The Harvard researchers found the top earners in more expensive cities were more likely to rent than the top earners in less expensive metros. Airgood-Obrycki added that the growth in homeownership since 2010 was mostly attributable to households making a minimum of $150,000 a year, with most of the households’ earnings exceeding $200,000 a year. This backed the hypothesis that affordability is a significant barrier to homeownership, including for earners making a solid $75,000 a year.
High-income renters constitute nearly a quarter of all renter households, said Airgood-Obrycki. Their share in occupying rentals is rapidly expanding. She explained this buttressed robust rental construction in recent years. She reiterated that a lot of the new construction has been in the high-end segment. “Certainly, the increase in costs of construction is playing into this, but another reason is the location of these units. The majority are going in central counties of the nation’s largest metros where land is more expensive,” she stated.
Higher Rent Multifamily and Single-Family Rentals
Construction of larger buildings tends to include more amenities, such as in-unit air conditioning, laundry, fitness centers and roof decks. In central locations, with these perks, the owners of these new apartments can achieve higher rents.

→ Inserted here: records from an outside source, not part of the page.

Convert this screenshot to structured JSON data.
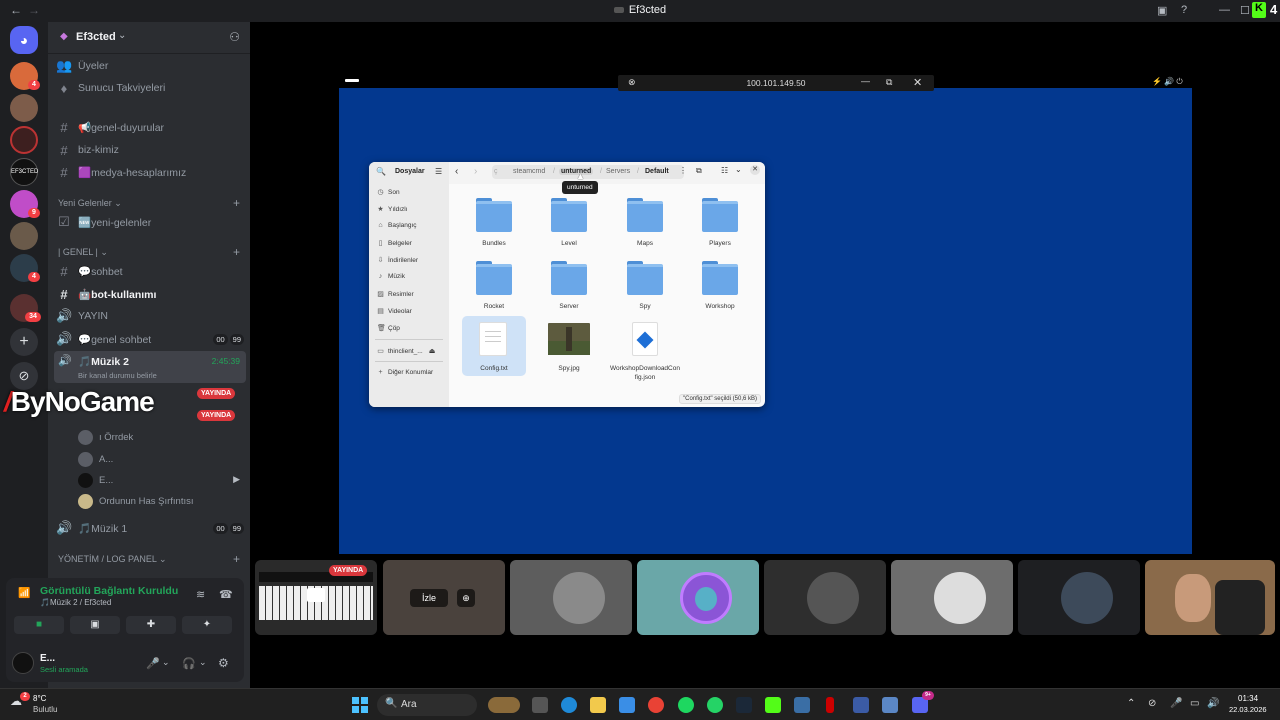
{
  "window": {
    "title": "Ef3cted"
  },
  "server": {
    "name": "Ef3cted"
  },
  "sidebar": {
    "top_items": [
      {
        "label": "Üyeler",
        "icon": "members-icon"
      },
      {
        "label": "Sunucu Takviyeleri",
        "icon": "boost-icon"
      }
    ],
    "channels_a": [
      {
        "label": "📢genel-duyurular"
      },
      {
        "label": "biz-kimiz"
      },
      {
        "label": "🟪medya-hesaplarımız"
      }
    ],
    "cat_new": "Yeni Gelenler",
    "channel_new": "🆕yeni-gelenler",
    "cat_general": "| GENEL |",
    "channels_b": [
      {
        "label": "💬sohbet"
      },
      {
        "label": "🤖bot-kullanımı"
      },
      {
        "label": "YAYIN"
      }
    ],
    "voice_general": {
      "label": "💬genel sohbet",
      "c1": "00",
      "c2": "99"
    },
    "voice_music2": {
      "label": "🎵Müzik 2",
      "time": "2:45:39",
      "status": "Bir kanal durumu belirle"
    },
    "live_label": "YAYINDA",
    "voice_users": [
      {
        "name": "ı Örrdek"
      },
      {
        "name": "A..."
      },
      {
        "name": "E..."
      },
      {
        "name": "Ordunun Has Şırfıntısı"
      }
    ],
    "voice_music1": {
      "label": "🎵Müzik 1",
      "c1": "00",
      "c2": "99"
    },
    "cat_admin": "YÖNETİM / LOG PANEL"
  },
  "watermark": "ByNoGame",
  "voice_panel": {
    "status": "Görüntülü Bağlantı Kuruldu",
    "channel": "🎵Müzik 2 / Ef3cted",
    "user": "E...",
    "user_status": "Sesli aramada"
  },
  "rdp": {
    "address": "100.101.149.50"
  },
  "file_manager": {
    "sidebar_title": "Dosyalar",
    "places": [
      {
        "label": "Son",
        "icon": "clock-icon"
      },
      {
        "label": "Yıldızlı",
        "icon": "star-icon"
      },
      {
        "label": "Başlangıç",
        "icon": "home-icon"
      },
      {
        "label": "Belgeler",
        "icon": "document-icon"
      },
      {
        "label": "İndirilenler",
        "icon": "download-icon"
      },
      {
        "label": "Müzik",
        "icon": "music-icon"
      },
      {
        "label": "Resimler",
        "icon": "image-icon"
      },
      {
        "label": "Videolar",
        "icon": "video-icon"
      },
      {
        "label": "Çöp",
        "icon": "trash-icon"
      }
    ],
    "device": "thinclient_...",
    "other_locations": "Diğer Konumlar",
    "breadcrumb": [
      "ç",
      "steamcmd",
      "unturned",
      "Servers",
      "Default"
    ],
    "tooltip": "unturned",
    "items": [
      {
        "name": "Bundles",
        "kind": "folder"
      },
      {
        "name": "Level",
        "kind": "folder"
      },
      {
        "name": "Maps",
        "kind": "folder"
      },
      {
        "name": "Players",
        "kind": "folder"
      },
      {
        "name": "Rocket",
        "kind": "folder"
      },
      {
        "name": "Server",
        "kind": "folder"
      },
      {
        "name": "Spy",
        "kind": "folder"
      },
      {
        "name": "Workshop",
        "kind": "folder"
      },
      {
        "name": "Config.txt",
        "kind": "text"
      },
      {
        "name": "Spy.jpg",
        "kind": "image"
      },
      {
        "name": "WorkshopDownloadConfig.json",
        "kind": "json"
      }
    ],
    "status": "\"Config.txt\" seçildi (50,6 kB)"
  },
  "tiles": {
    "watch_label": "İzle",
    "live_label": "YAYINDA"
  },
  "taskbar": {
    "weather_temp": "8°C",
    "weather_desc": "Bulutlu",
    "search_placeholder": "Ara",
    "time": "01:34",
    "date": "22.03.2026"
  },
  "colors": {
    "remote_bg": "#03388f",
    "discord_bg": "#2b2d31",
    "live_red": "#da373c",
    "accent_green": "#23a55a"
  }
}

The report showed as of the third quarter of 2019, the market experienced 21 consecutive quarters of rents rising more than 3% each year. “If we control for inflation, we’ve had 29 consecutive quarters of real rent growth, which is only one quarter short of the longest streak we have recorded,” said Airgood-Obrycki.
In addition to the high-end multifamily construction, the market has seen a substantial increase in single-family rentals. The SFR boost initially resulted from the real estate crisis. However, the Harvard researcher commented that this product also tends to be larger, thereby commanding higher rents.
Addressing Affordable Housing
Airgood-Obrycki pointed out that local governments can reform zoning. For example, allowing multifamily construction in areas previously designated for single-family properties could increase supply, thereby improving housing affordability. State and local governments are creating incentives for affordable and market-rate construction. She added regulatory reforms could reduce construction time by streamlining permits, and government bonds can provide a funding source. The JCHS noted that organizations, including hospitals, universities and tech companies, have also become involved in addressing affordable housing.